Magic! tops Billboard chart with Rude, exposing Canada’s reggae roots
Magic! is the first Canadian band in a decade to hit the number one spot on Billboard’s Hot 100 singles chart.
The single Rude has ruled the top spot for three weeks since becoming the first Canadian reggae track to hold the title since Snow’sInformer in 1992.
While Rude‘s sound is closer to The Police than it is to Snow, there’s no mistaking the Caribbean influence, the Jamaican guitar twang, the lyrical bombast and the very danceable beat.
But Magic! and Snow are just the most recent offshoots of a longstanding reggae institution in this country — and the tradition’s roots run deep.
Jamaican music booms in Canada
Arriving with the influx of Jamaicans and other West Indian migrants in the 1950s, reggae quickly became embraced by white Canadian musicians.
Juno-nominated musician and academic, Jason Wilson, grew up in a neighbourhood in north Toronto with many West Indian families, and being exposed to the music lead him to weave reggae into his career:
“By the time I came along in the ’80s, and other musicians like me, reggae music was part of the Toronto music vernacular, embedded.
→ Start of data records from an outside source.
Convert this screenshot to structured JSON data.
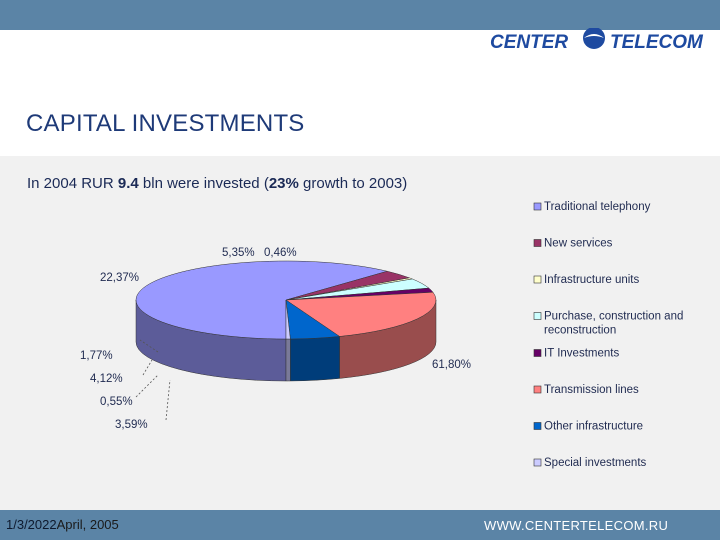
{
  "header": {
    "logo_left": "CENTER",
    "logo_right": "TELECOM"
  },
  "slide": {
    "title": "CAPITAL INVESTMENTS",
    "subtitle_pre": "In 2004 RUR ",
    "subtitle_value": "9.4",
    "subtitle_mid": " bln were invested (",
    "subtitle_growth": "23%",
    "subtitle_post": " growth to 2003)"
  },
  "footer": {
    "date_code": "1/3/2022",
    "date_text": "April, 2005",
    "url": "WWW.CENTERTELECOM.RU"
  },
  "chart_data": {
    "type": "pie",
    "title": "",
    "slices": [
      {
        "name": "Traditional telephony",
        "value": 61.8,
        "label": "61,80%",
        "color": "#9999ff"
      },
      {
        "name": "New services",
        "value": 3.59,
        "label": "3,59%",
        "color": "#993366"
      },
      {
        "name": "Infrastructure units",
        "value": 0.55,
        "label": "0,55%",
        "color": "#ffffcc"
      },
      {
        "name": "Purchase, construction and reconstruction",
        "value": 4.12,
        "label": "4,12%",
        "color": "#ccffff"
      },
      {
        "name": "IT Investments",
        "value": 1.77,
        "label": "1,77%",
        "color": "#660066"
      },
      {
        "name": "Transmission lines",
        "value": 22.37,
        "label": "22,37%",
        "color": "#ff8080"
      },
      {
        "name": "Other infrastructure",
        "value": 5.35,
        "label": "5,35%",
        "color": "#0066cc"
      },
      {
        "name": "Special investments",
        "value": 0.46,
        "label": "0,46%",
        "color": "#ccccff"
      }
    ],
    "legend_position": "right"
  }
}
You needed to know, if you were a gigging musician, you needed to know to play reggae.”
Rock You High in rotation
Long before Magic! came on the scene, there was Messenjah.
The Kitchener, Ont.-based band formed in 1980 and went on to become the first Canadian reggae band to be signed by a major label.
Hit track Rock You High was the first reggae song to go into rotation on mainstream Canadian radio.
The group’s founding members, Carl and Rupert Harvey, were born in Jamaica and moved to Canada as children. Rupert says their style helped lay the groundwork for other groups like Magic! and Bedouin Soundclash.
“I think we were the first reggae band to tour nationally. We were the first band to be signed to Warner Bros. back in the early ’80s.” he explains. “Even though there were other reggae bands before us such as Ishan People, Sattalites, Truth and Rights, we were the first guys that were recognized at that level.”
Canada’s West Indian community continues to have a huge impact. More than a million people are expected to descend into Toronto this weekend for the city’s Caribbean Carnival, the biggest festival of its kind in North America.
As for Magic!, its tour brings them back to Canada in mid-August.